The resulting Forest Vertical Structure Type Maps show as categorical colors all areas on the map sharing similar vertical profile distributions of aboveground biomass. Colored in statistical Similarity Colors (see Accomplishment #3), the maps show degrees of difference in vertical structure, and are seamless, with no artefacts or interruptions visible between areas collected in different LiDAR flights.

Using MapCurves (see Section 3C, Acomplishment #2, and Publication #59, 88 citations), we overlaid the map of clustered GSMNP Forest Vertical Structure Types with the best vegetation type map for the Park, to obtain a translation table between vertical structure and forest species composition. A many-to-one or many-to-many crosswalk relationship existed between Forest Vertical Structure Types and Forest Vegetation Types within the Park. Some Vertical Structure Types that corresponded to the same Forest Type may be showing increasing development of overstory height and understory with increasing stand age. Thus, there is a possibility that one could produce a map estimating the age of forest stands using clustered LiDAR.

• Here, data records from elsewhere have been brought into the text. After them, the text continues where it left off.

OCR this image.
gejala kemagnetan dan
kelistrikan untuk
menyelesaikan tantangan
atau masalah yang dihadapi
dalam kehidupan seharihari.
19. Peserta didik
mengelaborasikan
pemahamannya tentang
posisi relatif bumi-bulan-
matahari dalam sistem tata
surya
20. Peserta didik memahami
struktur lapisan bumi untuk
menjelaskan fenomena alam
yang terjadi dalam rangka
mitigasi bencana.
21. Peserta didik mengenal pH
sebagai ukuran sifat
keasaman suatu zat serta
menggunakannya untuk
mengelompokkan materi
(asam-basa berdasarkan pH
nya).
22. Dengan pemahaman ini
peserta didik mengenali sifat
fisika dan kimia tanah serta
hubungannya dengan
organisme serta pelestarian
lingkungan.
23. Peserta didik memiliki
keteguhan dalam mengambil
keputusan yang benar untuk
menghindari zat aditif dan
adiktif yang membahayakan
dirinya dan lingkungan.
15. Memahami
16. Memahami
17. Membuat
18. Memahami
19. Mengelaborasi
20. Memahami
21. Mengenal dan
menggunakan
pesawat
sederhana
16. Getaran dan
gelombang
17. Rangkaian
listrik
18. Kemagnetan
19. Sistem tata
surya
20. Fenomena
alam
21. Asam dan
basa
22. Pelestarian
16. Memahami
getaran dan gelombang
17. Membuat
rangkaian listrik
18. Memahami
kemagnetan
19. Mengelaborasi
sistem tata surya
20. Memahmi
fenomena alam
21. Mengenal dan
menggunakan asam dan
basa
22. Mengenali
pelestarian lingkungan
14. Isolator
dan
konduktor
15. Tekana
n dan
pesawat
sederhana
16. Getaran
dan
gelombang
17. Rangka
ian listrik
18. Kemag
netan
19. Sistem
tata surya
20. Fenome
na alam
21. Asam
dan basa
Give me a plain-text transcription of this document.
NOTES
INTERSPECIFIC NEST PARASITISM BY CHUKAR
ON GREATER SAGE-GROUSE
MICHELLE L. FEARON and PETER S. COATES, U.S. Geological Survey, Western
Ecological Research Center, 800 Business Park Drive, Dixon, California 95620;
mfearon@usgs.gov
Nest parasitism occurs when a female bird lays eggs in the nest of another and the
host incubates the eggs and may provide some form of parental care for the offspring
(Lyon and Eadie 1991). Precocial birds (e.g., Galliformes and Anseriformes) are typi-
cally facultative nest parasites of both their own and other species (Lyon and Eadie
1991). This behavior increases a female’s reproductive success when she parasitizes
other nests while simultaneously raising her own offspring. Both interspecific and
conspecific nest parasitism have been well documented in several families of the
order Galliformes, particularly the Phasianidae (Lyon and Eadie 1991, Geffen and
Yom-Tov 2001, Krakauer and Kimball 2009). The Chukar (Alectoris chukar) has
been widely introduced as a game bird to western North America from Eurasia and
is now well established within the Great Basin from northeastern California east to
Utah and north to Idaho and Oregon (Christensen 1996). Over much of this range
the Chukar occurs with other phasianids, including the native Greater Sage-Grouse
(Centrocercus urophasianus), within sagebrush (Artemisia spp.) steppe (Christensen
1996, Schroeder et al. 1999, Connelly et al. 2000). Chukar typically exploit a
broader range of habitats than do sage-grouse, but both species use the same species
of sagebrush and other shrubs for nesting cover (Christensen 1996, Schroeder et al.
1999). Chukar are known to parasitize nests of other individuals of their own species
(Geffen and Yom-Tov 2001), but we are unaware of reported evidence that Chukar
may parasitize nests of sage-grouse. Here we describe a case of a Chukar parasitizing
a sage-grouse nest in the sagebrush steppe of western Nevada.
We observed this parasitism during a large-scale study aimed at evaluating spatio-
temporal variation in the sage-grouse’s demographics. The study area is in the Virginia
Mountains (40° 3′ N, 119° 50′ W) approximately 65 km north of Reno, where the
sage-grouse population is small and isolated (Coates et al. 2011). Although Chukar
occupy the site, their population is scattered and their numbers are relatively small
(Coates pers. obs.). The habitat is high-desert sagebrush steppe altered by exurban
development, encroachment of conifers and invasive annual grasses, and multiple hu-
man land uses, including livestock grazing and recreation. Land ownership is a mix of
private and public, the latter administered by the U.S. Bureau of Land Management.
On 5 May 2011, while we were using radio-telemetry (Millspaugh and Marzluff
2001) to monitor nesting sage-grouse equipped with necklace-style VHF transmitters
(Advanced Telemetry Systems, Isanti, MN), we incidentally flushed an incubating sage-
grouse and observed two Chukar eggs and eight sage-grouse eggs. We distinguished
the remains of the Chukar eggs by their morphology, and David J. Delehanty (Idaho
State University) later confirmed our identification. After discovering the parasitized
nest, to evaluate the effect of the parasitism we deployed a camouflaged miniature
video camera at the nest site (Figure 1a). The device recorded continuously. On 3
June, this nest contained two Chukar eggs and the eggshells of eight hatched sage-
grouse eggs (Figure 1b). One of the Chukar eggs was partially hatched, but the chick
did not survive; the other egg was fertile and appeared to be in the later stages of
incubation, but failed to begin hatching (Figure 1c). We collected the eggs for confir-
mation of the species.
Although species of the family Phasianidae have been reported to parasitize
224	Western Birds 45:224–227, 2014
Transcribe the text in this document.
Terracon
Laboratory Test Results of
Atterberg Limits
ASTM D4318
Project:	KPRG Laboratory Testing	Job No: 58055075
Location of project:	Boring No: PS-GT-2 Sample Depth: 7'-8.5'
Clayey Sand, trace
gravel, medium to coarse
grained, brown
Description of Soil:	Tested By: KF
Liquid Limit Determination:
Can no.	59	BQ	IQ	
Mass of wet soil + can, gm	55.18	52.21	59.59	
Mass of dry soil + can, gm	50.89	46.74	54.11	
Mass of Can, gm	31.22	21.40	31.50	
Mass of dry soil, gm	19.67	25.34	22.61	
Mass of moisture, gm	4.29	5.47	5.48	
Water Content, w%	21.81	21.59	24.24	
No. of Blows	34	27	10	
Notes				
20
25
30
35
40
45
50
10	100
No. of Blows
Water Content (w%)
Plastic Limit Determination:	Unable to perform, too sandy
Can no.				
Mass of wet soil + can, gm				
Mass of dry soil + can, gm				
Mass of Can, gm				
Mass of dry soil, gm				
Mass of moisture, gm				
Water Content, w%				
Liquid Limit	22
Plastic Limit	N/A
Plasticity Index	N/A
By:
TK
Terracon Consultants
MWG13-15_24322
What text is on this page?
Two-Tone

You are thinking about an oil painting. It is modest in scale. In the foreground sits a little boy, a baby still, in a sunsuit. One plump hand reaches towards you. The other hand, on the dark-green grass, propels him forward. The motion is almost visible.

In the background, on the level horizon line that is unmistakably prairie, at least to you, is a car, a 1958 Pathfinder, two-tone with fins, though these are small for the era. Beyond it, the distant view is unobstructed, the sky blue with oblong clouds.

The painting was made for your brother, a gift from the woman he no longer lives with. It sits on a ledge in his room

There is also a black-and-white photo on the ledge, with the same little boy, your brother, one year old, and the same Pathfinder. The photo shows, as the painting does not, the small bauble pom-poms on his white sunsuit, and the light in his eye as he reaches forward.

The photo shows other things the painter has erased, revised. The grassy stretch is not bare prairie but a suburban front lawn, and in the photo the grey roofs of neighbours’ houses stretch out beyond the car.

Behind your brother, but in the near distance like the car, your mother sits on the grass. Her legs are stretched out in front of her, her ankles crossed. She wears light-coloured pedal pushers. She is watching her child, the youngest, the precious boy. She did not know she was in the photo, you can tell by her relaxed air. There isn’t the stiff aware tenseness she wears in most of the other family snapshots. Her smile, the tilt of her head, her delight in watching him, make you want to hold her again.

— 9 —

Robert Whittaker famously used plots in GSMNP to demonstrate his gradient analysis hypotheses, showing the continuous relationships between types of forest vegetation and environmental gradients of moisture and elevation. To summarize the continuous relationships of vegetation to elevation and aspect, we conceptualized a single, imaginary conical Virtual Mountain, depicted as a circle whose peak is at the center. We located every 30m grid cell physical location within the Park onto this single Virtual Mountain, using its elevation and aspect as coordinates. Because many Park locations share the same aspect and elevation characteristics, they are all located at the same point on the Virtual Mountain, even if actually separated by large geographic distances. Virtual Mountain plots represent the ultimate Whittaker gradient analysis, since they exhaustively utilize every 30m cell contained within the GSMNP.

We show multiple Virtual Mountain maps for each LiDAR-derived variable (canopy height, for example), one mapping the mean with aspect and elevation, and others depicting the variability across the population of Park locations at that elevation and aspect. Clustered Vertical Structure Types, shown on a Virtual Mountain, show subtle and interpretable relationships with aspect and elevation. Forest aspect and elevation relationships shown in Virtual Mountain presentations are easily and intuitively understood by resource managers, and we believe the GSMNP LiDAR relationships are representative of gradient relationships throughout most forested areas in Western North Carolina.

Our LiDAR maps, Virtual Mountain plots, and LiDAR profile clusters from our 2015 paper (Publication #101) were presented at the GSMNP Science Colloquium in 2016, and are available in an ORNL DAAC database, DOI 10.334/ORNLDAAC/1286, that was updated in 2018 to include both the TN and NC sides of the Park seamlessly, along with maximum canopy height maps. Maps of clustered Forest Vertical Profile Types and Virtual Mountain Plots represent two new ways to make complex LiDAR data more accessible to resource managers.